«Non esagerare per rendere assurdo ciò che dico». Questa è una delle battute che forse rimane più impressa di Valley of the Gods (qui il trailer). Questa è la battuta che più in assoluto racchiude un qualsiasi tipo di discorso che si voglia intraprendere sull’ultima opera (in tutti i sensi) di Lech Majewski, ma procediamo con ordine.
John Ecas (Josh Hartnett), scrittore immerso nei meandri di una crisi creativa e coniugale, viene assunto per scrivere una biografia di Wes Tauros (John Malkovich – Deep Water, The New Pope, Ava), magnate che vuole acquistare una terra sacra ai Navajos al fine di estrarne l’uranio. La terra, insieme agli altri elementi, diventa un punto focale dell’intero discorso narrativo e visivo del racconto. A livello d’immagine, si fa riferimento infatti al fuoco, all’aria, alla terra e all’acqua, concentrandosi soprattutto sui primi tre elementi. Se il primo, rappresentato cromaticamente con i contrasti tra il rosso e il nero, è simbolicamente identificativo di Tauros, l’aria viene associata allo scrittore e la terra al popolo Navajos. Tale connessione non viene evidenziata solo a livello narrativo, ma soprattutto a livello metaforico visivo, aspetto su cui verte l’intero film.
Valley of the Gods, infatti, non può non essere considerato un film estremamente visionario, sull’onda proprio dei precedenti lavori dell’artista polacco. Non solo vi sono numerosi richiami a diverse opere d’arte, ma l’intero portato richiama a un’atmosfera profondamente anarrativa, che potenzia il tema traumatico trattato dallo stesso lungometraggio. Diviso in dieci capitoli, il film si sofferma su tre personaggi (John Ecas, Wes Tauros e i Navajos) che condividono fra loro la necessità di dover affrontare un’esperienza traumatica: la fine di una relazione, la morte della moglie e della figlia, la perdita della propria casa e del proprio patrimonio culturale.
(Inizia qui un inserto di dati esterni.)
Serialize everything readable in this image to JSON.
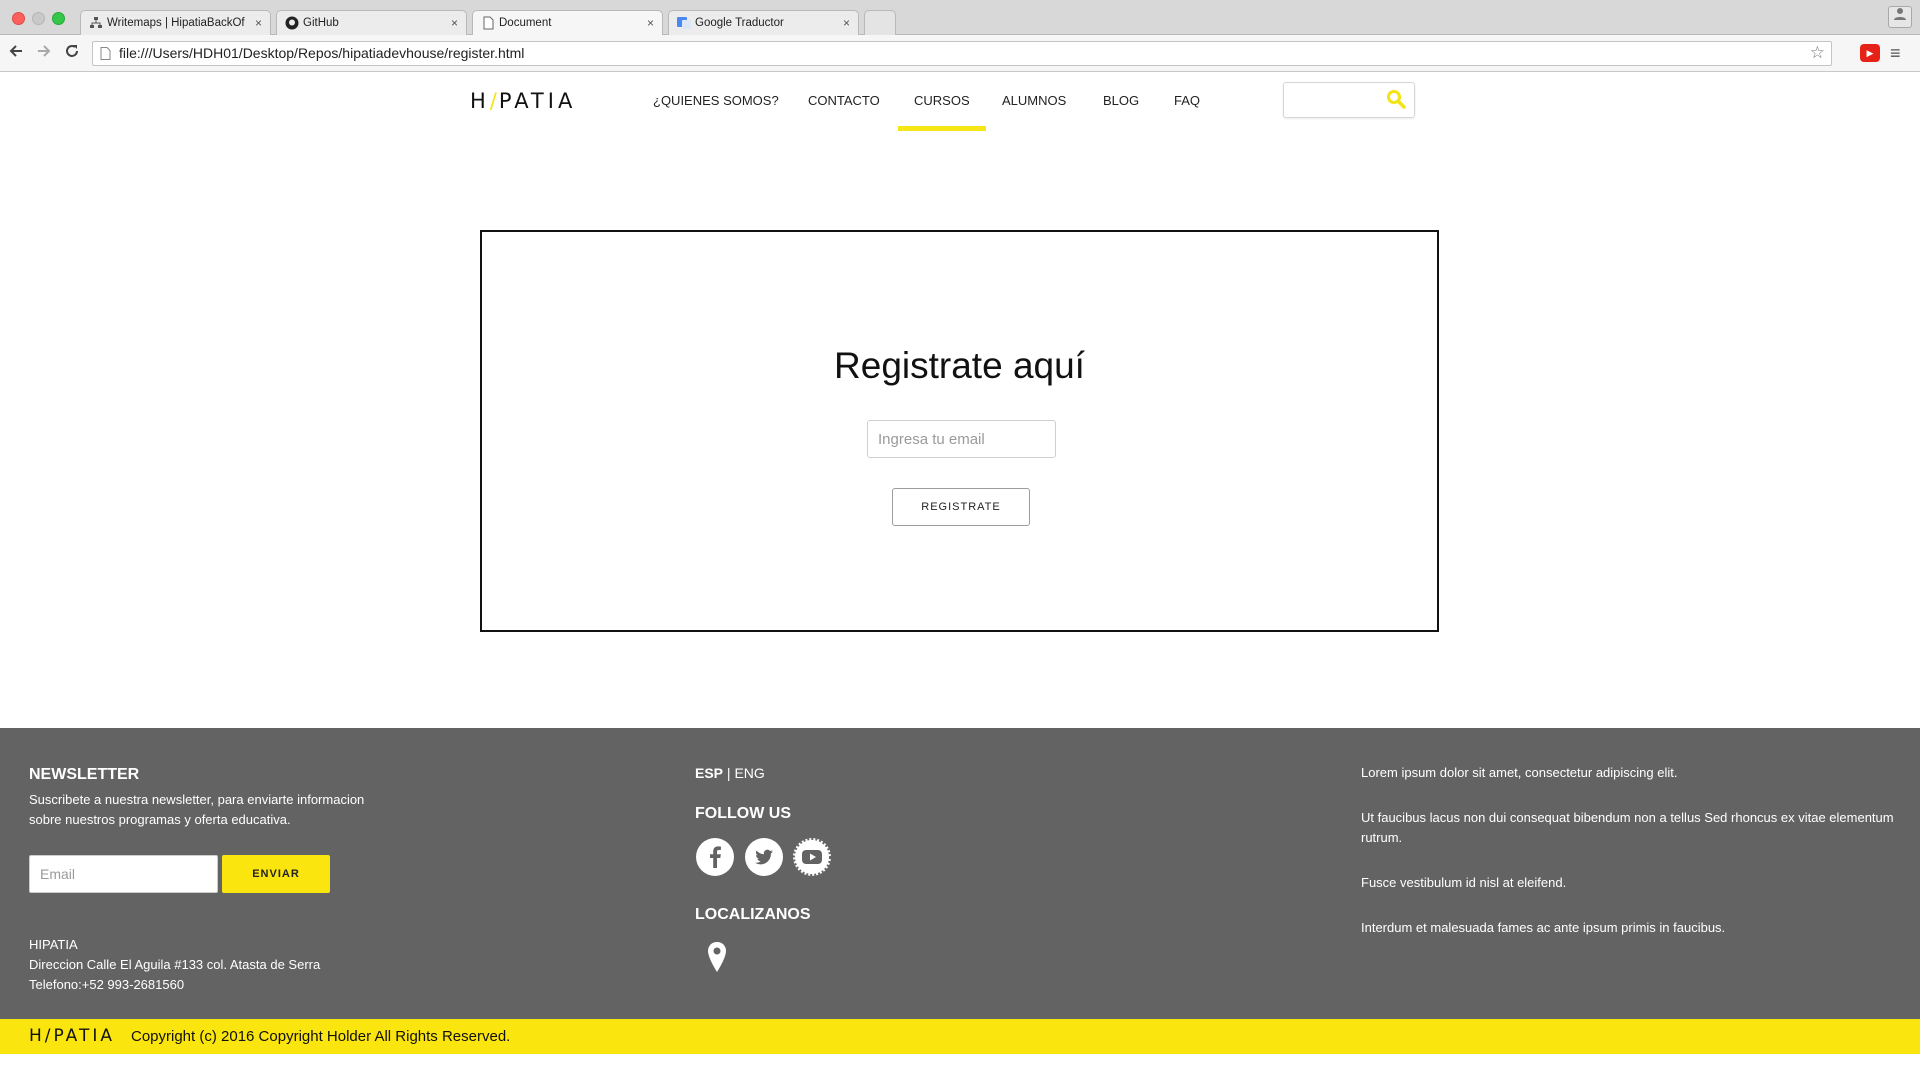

Il linguaggio antimimetico potenzia così il dolore dei tre individui, dandone sfumature diverse che cercano di andare oltre la rappresentazione stessa, ma forse è proprio qui che Lech Majewski s’incaglia.
Infatti, sebbene la scelta di usare un linguaggio evocativo e non mimetico sembri quasi ricalcare sia la cultura dei Navajos (al centro di Valley of the Gods) che un certo tipo di tendenza teorica di rappresentazione del trauma, lo spettatore si ritrova in una continua lotta tra uno stile estremamente magniloquente e uno sguardo che ha difficoltà ad aggrapparsi a un focus.
La macchina da presa sembra tentennare nel capire cosa voglia mostrare e cosa voglia lasciare fuori, giocando in un campo che si trova a metà e dando, dunque, la sensazione di muoversi alla cieca. Un esempio è rappresentato proprio dal modo in cui il tempo viene dilatato tramite continue alternanze tra piani e campi, che invece di restituire un’atmosfera straniante e onirica (come fanno invece i singoli frame, primi fra tutti quelli nelle celle), alla lunga annoiano e svuotano il significato stesso dell’azione sia registica che narrativa.
Insomma, Valley of the Gods è uno di quei film che gioca sulla potenza delle immagini, senza però riuscire a cucirle in maniera armoniosa. La sensazione finale è quella di aver assistito a una storia resa artificiosamente esagerata al fine di rendere assurdo tutto ciò che lo spettatore vede.